Specht’s memo further noted that surveillance video from Paddy Whack’s showed Pond consuming alcoholic drinks at the establishment. The memo also said the doorman danced with Pond, safeguarded her drinks, acknowledged allowing underage drinkers into the establishment and admitted to occasionally drinking on the job.
Pond’s pretrial memo said the bars were liable for allowing a visibly intoxicated and underage person to consume alcohol in their establishments.
In its pretrial memorandum, Kenny’s contended that Pond had not consumed alcohol on its premises, that she was not visibly intoxicated while there and that the plaintiff was comparatively liable for allowing an intoxicated, underage person to drive.
Kenny’s also contended in its memo that it cards everyone at the door at night. The bar noted that Pond’s friend testified that he had been carded and that data from the card scanner showed Hennessey’s ID information. The bar also contended that police found the driver’s license of a 22-year-old woman who resembled Pond in Pond’s car following the accident.
Kenny’s also contended in its memo that Pond’s friend testified that he never saw her consume alcohol at the bar and that she was on the dance floor most of the time.
The memo also said Pond was speeding, it was raining outside and Lees and Hennessey began arguing and screaming in the car just prior to the accident, which distracted Pond.
Kenny’s further alleged that Paddy Whack’s was negligent, and said in its memo that videos showed the establishment violated the Dram Shop law.
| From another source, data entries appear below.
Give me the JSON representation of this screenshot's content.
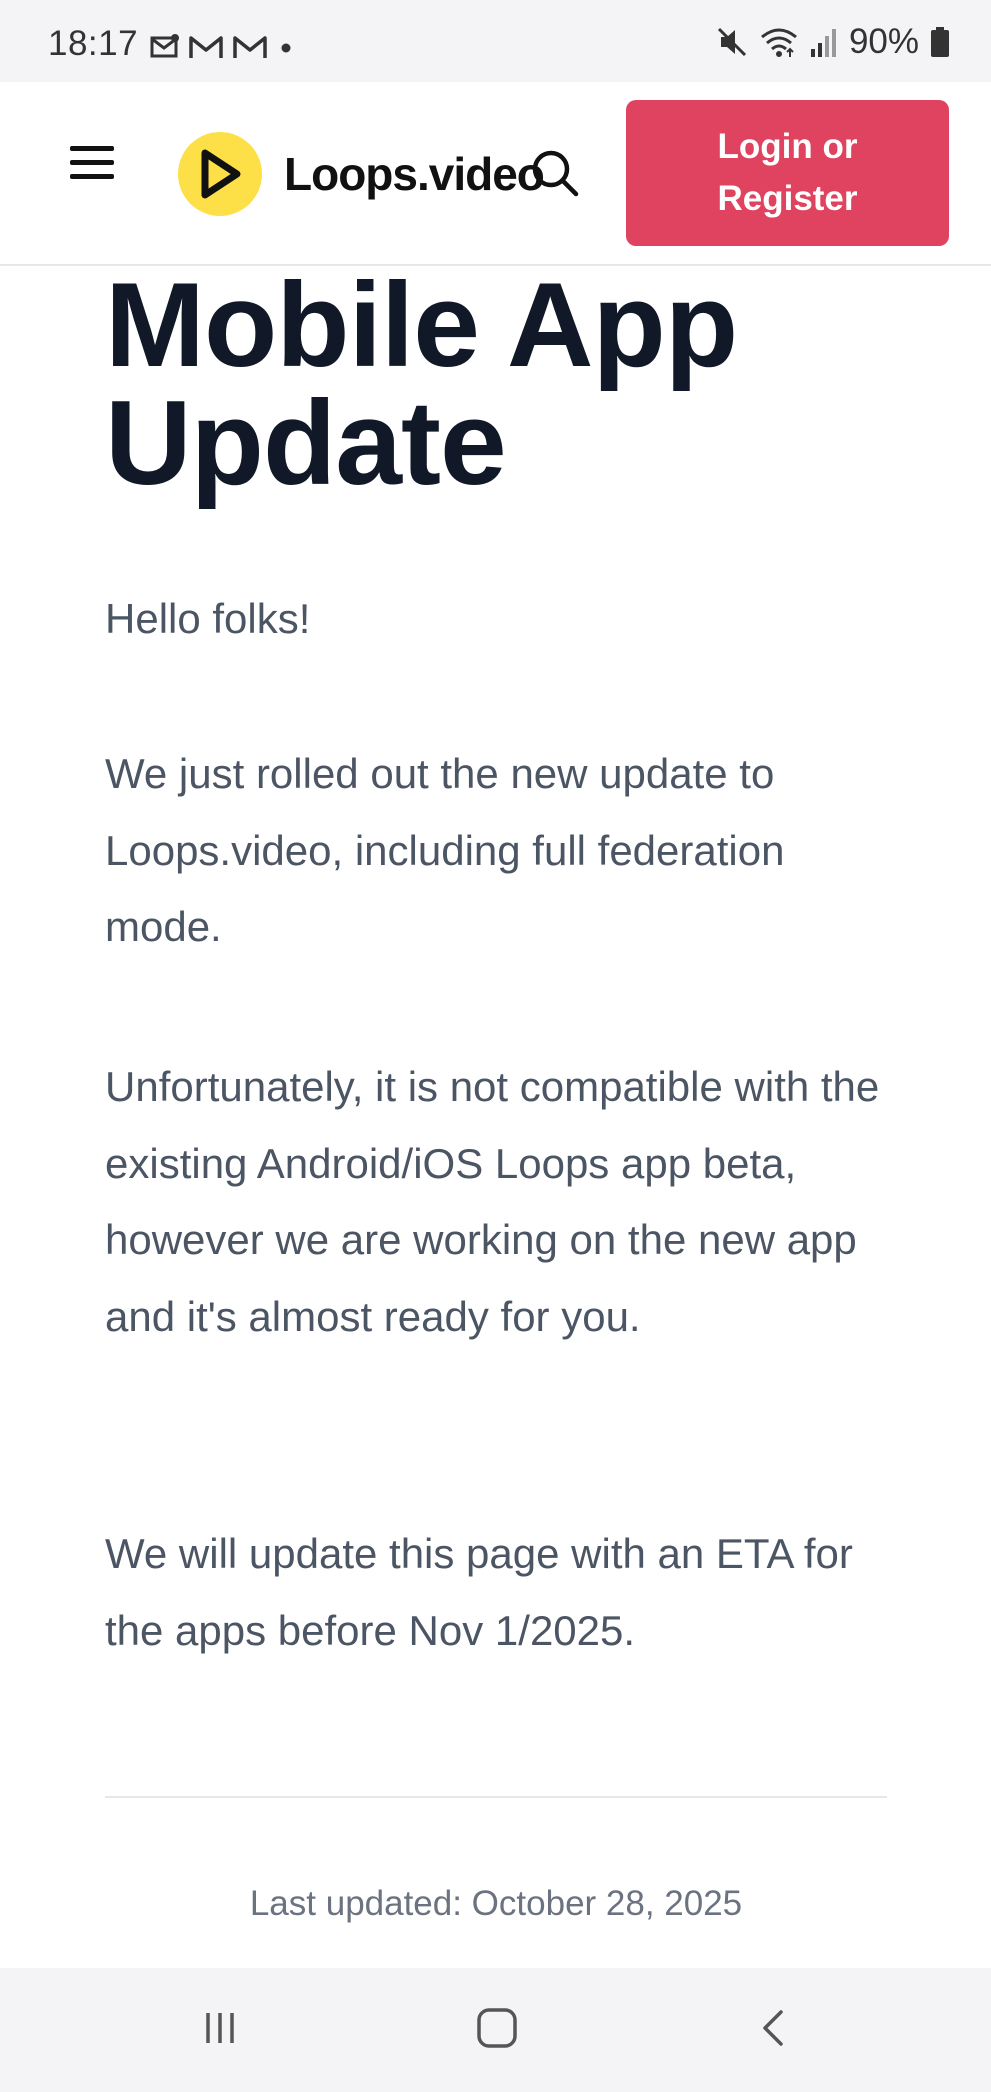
{
  "status_bar": {
    "time": "18:17",
    "battery": "90%",
    "left_icons": [
      "mail-icon",
      "gmail-icon",
      "gmail-icon",
      "dot-icon"
    ],
    "right_icons": [
      "mute-icon",
      "wifi-icon",
      "signal-icon",
      "battery-icon"
    ]
  },
  "header": {
    "logo_text": "Loops.video",
    "login_label": "Login or Register",
    "accent_color": "#e0435f",
    "logo_color": "#fde047"
  },
  "article": {
    "title": "Mobile App Update",
    "paragraphs": [
      "Hello folks!",
      "We just rolled out the new update to Loops.video, including full federation mode.",
      "Unfortunately, it is not compatible with the existing Android/iOS Loops app beta, however we are working on the new app and it's almost ready for you.",
      "We will update this page with an ETA for the apps before Nov 1/2025."
    ],
    "last_updated": "Last updated: October 28, 2025"
  },
  "nav_bar": {
    "buttons": [
      "recent-apps-icon",
      "home-icon",
      "back-icon"
    ]
  }
}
CMJ contended, in its pretrial memo, that the plaintiff was negligent per se because she and Hennessey allegedly furnished Pond with alcohol. The memo further contended that the plaintiff was comparatively negligent because they were aware that Pond was drinking before the accident.
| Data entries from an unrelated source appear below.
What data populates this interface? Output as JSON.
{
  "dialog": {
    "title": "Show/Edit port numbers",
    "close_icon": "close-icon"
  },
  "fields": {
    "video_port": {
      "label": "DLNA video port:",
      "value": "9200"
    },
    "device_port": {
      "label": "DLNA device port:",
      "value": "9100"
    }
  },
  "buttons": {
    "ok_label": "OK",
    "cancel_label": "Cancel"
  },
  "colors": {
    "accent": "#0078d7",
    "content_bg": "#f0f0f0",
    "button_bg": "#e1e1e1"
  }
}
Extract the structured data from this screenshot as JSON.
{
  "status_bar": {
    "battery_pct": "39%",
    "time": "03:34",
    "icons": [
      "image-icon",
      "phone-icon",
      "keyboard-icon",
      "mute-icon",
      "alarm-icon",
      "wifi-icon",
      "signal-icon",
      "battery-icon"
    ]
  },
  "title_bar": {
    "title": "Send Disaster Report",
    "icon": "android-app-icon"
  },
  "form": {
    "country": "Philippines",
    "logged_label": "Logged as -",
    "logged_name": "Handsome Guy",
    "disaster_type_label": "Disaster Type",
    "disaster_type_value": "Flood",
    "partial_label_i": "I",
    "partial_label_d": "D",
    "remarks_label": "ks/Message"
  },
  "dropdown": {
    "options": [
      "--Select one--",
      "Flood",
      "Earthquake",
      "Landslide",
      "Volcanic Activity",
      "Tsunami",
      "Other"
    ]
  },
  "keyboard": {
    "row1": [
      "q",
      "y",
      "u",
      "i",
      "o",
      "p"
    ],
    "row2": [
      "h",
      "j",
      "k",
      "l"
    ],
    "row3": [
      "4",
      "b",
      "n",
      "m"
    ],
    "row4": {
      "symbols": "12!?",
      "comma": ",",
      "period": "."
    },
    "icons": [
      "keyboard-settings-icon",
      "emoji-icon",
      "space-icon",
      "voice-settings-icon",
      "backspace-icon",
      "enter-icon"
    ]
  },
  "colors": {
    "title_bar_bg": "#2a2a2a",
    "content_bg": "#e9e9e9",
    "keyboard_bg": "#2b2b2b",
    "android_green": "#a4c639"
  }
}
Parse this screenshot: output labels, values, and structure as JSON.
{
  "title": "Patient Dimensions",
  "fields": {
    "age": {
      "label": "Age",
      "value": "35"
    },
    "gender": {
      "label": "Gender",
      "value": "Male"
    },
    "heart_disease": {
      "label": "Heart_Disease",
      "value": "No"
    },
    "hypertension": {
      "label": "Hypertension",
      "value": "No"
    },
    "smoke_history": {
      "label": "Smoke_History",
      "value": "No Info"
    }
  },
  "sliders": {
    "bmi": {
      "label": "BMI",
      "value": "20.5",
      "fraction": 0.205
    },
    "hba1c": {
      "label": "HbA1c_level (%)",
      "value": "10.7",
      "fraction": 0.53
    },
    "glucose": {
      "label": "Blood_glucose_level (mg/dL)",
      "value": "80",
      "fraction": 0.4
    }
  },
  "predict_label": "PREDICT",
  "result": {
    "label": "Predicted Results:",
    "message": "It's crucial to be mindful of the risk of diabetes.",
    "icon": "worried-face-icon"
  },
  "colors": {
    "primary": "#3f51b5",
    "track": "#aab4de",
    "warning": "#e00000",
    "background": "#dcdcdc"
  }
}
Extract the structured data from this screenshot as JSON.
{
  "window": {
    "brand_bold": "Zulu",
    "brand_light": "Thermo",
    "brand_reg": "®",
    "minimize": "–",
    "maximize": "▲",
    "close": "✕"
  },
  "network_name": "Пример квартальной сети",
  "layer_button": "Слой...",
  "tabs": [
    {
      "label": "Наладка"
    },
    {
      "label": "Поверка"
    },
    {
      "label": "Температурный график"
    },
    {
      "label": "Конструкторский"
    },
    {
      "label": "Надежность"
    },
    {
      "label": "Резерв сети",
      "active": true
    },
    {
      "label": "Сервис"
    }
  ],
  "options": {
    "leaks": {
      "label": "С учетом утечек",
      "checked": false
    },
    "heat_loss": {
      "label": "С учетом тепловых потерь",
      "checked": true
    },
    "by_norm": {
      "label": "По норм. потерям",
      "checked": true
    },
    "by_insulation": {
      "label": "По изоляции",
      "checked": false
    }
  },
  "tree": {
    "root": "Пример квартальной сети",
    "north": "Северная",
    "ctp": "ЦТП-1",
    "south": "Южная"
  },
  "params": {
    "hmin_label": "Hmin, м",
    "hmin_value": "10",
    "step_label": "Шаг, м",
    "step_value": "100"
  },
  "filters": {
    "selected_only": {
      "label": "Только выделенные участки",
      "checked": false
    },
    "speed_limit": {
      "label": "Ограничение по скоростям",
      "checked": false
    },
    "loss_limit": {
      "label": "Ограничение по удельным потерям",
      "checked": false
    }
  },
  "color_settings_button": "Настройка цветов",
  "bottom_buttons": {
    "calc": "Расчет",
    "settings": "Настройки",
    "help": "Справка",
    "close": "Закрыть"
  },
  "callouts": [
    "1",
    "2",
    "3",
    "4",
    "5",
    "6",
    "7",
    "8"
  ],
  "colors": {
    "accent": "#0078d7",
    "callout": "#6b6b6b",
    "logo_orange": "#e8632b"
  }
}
According to Specht’s memo, Lees, who was sitting in the right rear passenger seat, was partially ejected from the vehicle during the collision. The memo said her feet were pinned or wedged in the door well and that her upper body was dragged on the street surface. Autopsy photos showed abrasions of the upper back, the memo said.
The memo also said Specht had to be hospitalized for a breakdown she suffered shortly after learning of her daughter’s death.
The plaintiff’s forensic pathology expert opined that Lees suffered conscious pain and suffering immediately prior to and during the crash.
The plaintiff’s expert economist estimated Lees’ economic loss ranged from $585,959 to $878,001.
Kenny’s disputed the plaintiff’s economic expert and said her economic losses were as low as $52,534.
An anesthesiology expert on behalf of Kenny’s opined that Lees would not have suffered any pre-impact terror due to “cortical activation delay,” which is a multisecond pain delay following an injury.
CMJ also disputed the plaintiff’s economic damages, and contended that the plaintiff did not suffer any conscious pain and suffering.
Lees and the parties agreed to settle for $750,000. Pond, who was insured by State Farm, contributed $250,000, Kenny’s contributed $100,000 and CMJ provided $400,000. Both Kenny’s and CMJ had AmTrust North America as their primary insurer, and CMJ had an excess policy with AIG.